An Italian court has dealt another blow to the ongoing merger plans between SAI and La Fondiaria, aimed at forming the country’s third largest insurance group. This week’s ruling overturns a finding by Consob, the Italian Stock market regulative body, that permitted SAI to sell part of its 29.9 percent stake in la Fondiaria to a group headed by J.P. Morgan Chase.

Consob had ruled that SAI and Mediobanca, the powerful Italian investment bank, effectively controlled 40 percent of La Fondiaria shares “in concert.” The ruling forced SAI to either make a tender offer to all of La Fondiaria’s shareholders – at the same price – or sell some shares, which it elected to do.
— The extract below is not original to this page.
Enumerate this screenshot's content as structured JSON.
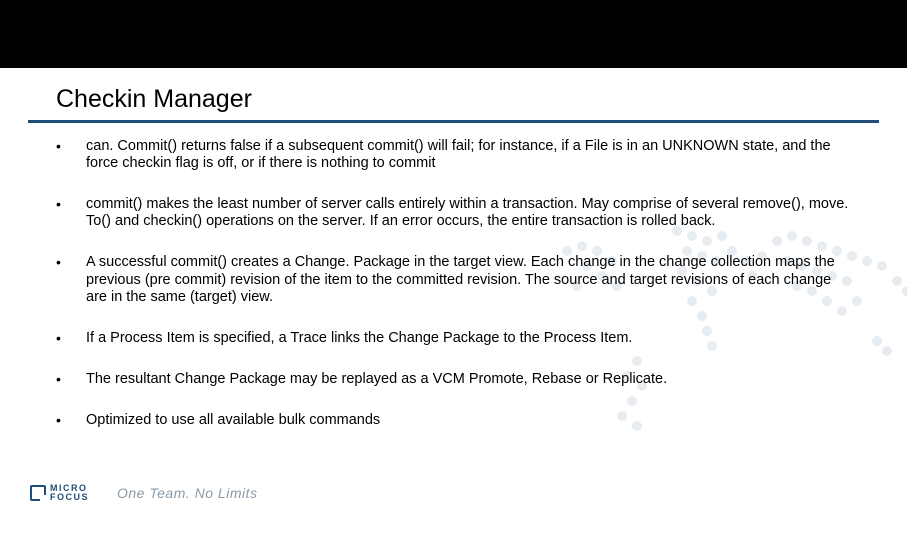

Shortly after selling them to the Morgan group, however, SAI entered into a call/put option arrangement, guaranteeing that it could reacquire the shares, which it elected to do shortly after it forced through the merger.

The arrangement was challenged at the time by the Bermuda-based Liverpool fund, which owns around one percent of La Fondiaria’s shares as being a sham transaction, which never really divested control of the 40 percent stake in an independent group. Consob ruled last May that it did, and opened the way for the merger, but Liverpool challenged the ruling in court, and has apparently won a preliminary victory.
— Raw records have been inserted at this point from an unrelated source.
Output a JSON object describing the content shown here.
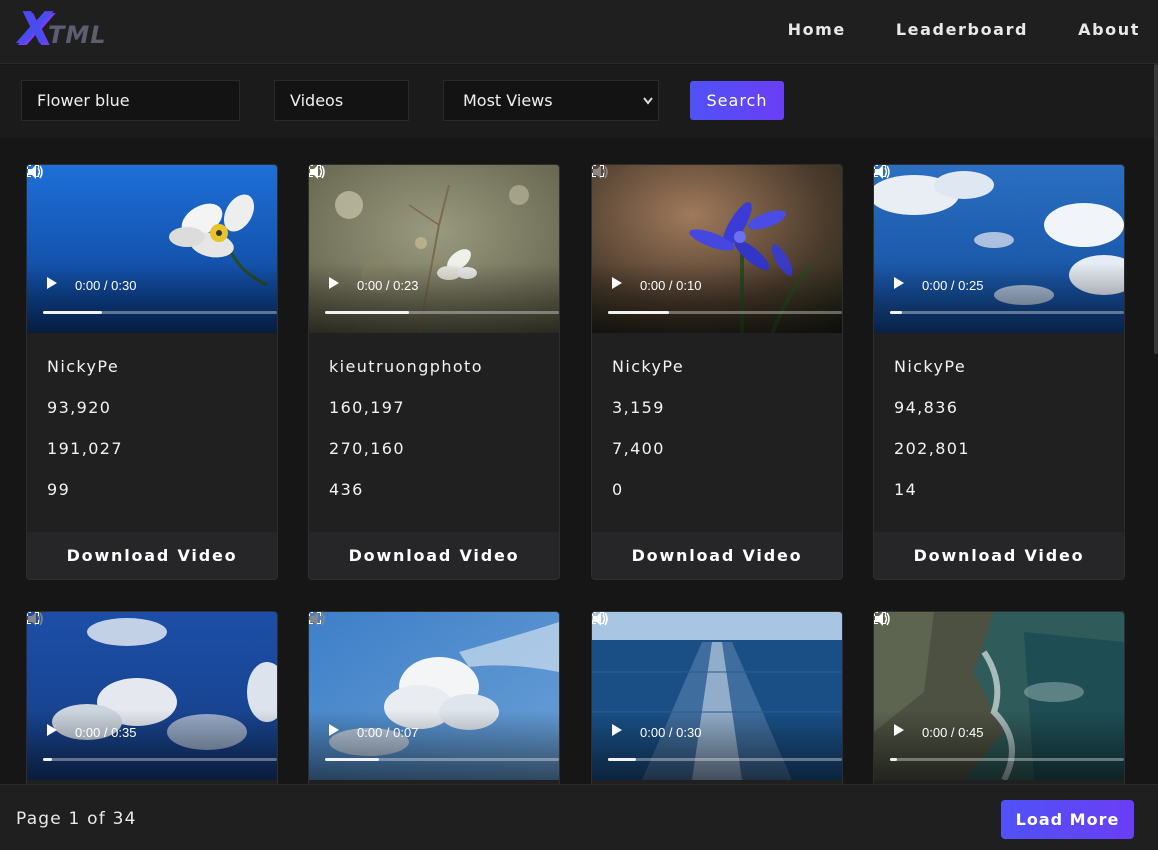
{
  "header": {
    "logo_x": "X",
    "logo_tml": "TML",
    "nav": [
      "Home",
      "Leaderboard",
      "About"
    ]
  },
  "search": {
    "query": "Flower blue",
    "type": "Videos",
    "sort": "Most Views",
    "button": "Search"
  },
  "download_label": "Download Video",
  "cards": [
    {
      "time": "0:00 / 0:30",
      "progress": 0.25,
      "user": "NickyPe",
      "stat1": "93,920",
      "stat2": "191,027",
      "stat3": "99",
      "thumb": "white-anemone"
    },
    {
      "time": "0:00 / 0:23",
      "progress": 0.36,
      "user": "kieutruongphoto",
      "stat1": "160,197",
      "stat2": "270,160",
      "stat3": "436",
      "thumb": "white-flower-bokeh"
    },
    {
      "time": "0:00 / 0:10",
      "progress": 0.26,
      "user": "NickyPe",
      "stat1": "3,159",
      "stat2": "7,400",
      "stat3": "0",
      "thumb": "blue-flowers"
    },
    {
      "time": "0:00 / 0:25",
      "progress": 0.05,
      "user": "NickyPe",
      "stat1": "94,836",
      "stat2": "202,801",
      "stat3": "14",
      "thumb": "blue-sky-clouds"
    },
    {
      "time": "0:00 / 0:35",
      "progress": 0.04,
      "thumb": "clouds-dark-sky"
    },
    {
      "time": "0:00 / 0:07",
      "progress": 0.23,
      "thumb": "cumulus-cloud"
    },
    {
      "time": "0:00 / 0:30",
      "progress": 0.12,
      "thumb": "ocean-wake"
    },
    {
      "time": "0:00 / 0:45",
      "progress": 0.03,
      "thumb": "rocky-coast"
    }
  ],
  "footer": {
    "page_info": "Page 1 of 34",
    "load_more": "Load More"
  }
}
The whole transaction may have finally become too much even for Italy’s convoluted financial system to accept. It has been challenged on another level by investigators looking into the ties between Mediobanca, and Generali, Italy’s largest insurance company. The investment bank is Generali’s largest shareholder, owning slightly more than 13 percent of the insurer. It’s widely seen as pulling the strings behind the scenes, and was instrumental in the resignation of Gianfranco Gutty in September as Chairman. (See earlier articles).

Gutty recently denied, however, that his decisions as CEO and as Board Chairman were made at the direction of Mediobanca. In a newspaper interview he indicated that, although he consulted with its executives from time to time, he made no decisions that were not in the best interests of Generali.

He also said it was up to the investigating authorities to decide who controls Generali. Both the European Commission’s anti-trust regulators and Italian authorities are trying to do just that. They launched an investigation in mid-October to examine the relations and control exercised by Mediobanca over Generali, La Fondiaria, SAI, and Primafin, an industrial group, which is SAI’s largest shareholder, and has a close banking relationship with Mediobanca.

A number of analysts have indicated that the SAI, La Fondiaria deal might have finally gone over the line in terms of back room deals, designed to keep family control of many of Italy’s most important companies. The result is a call to enforce stock market and anti-trust regulations and provide greater transparency to protect shareholders, and limit the power of patriarchal groups, especially Mediobanca, to control Italian finances.

It’s very hard to predict whether that will happen, or not, but at least Liverpool, and the other shareholders in La Fondiaria, can now hope that they will get an adequate offer for their shares, rather than being forced to sell them at less than market value.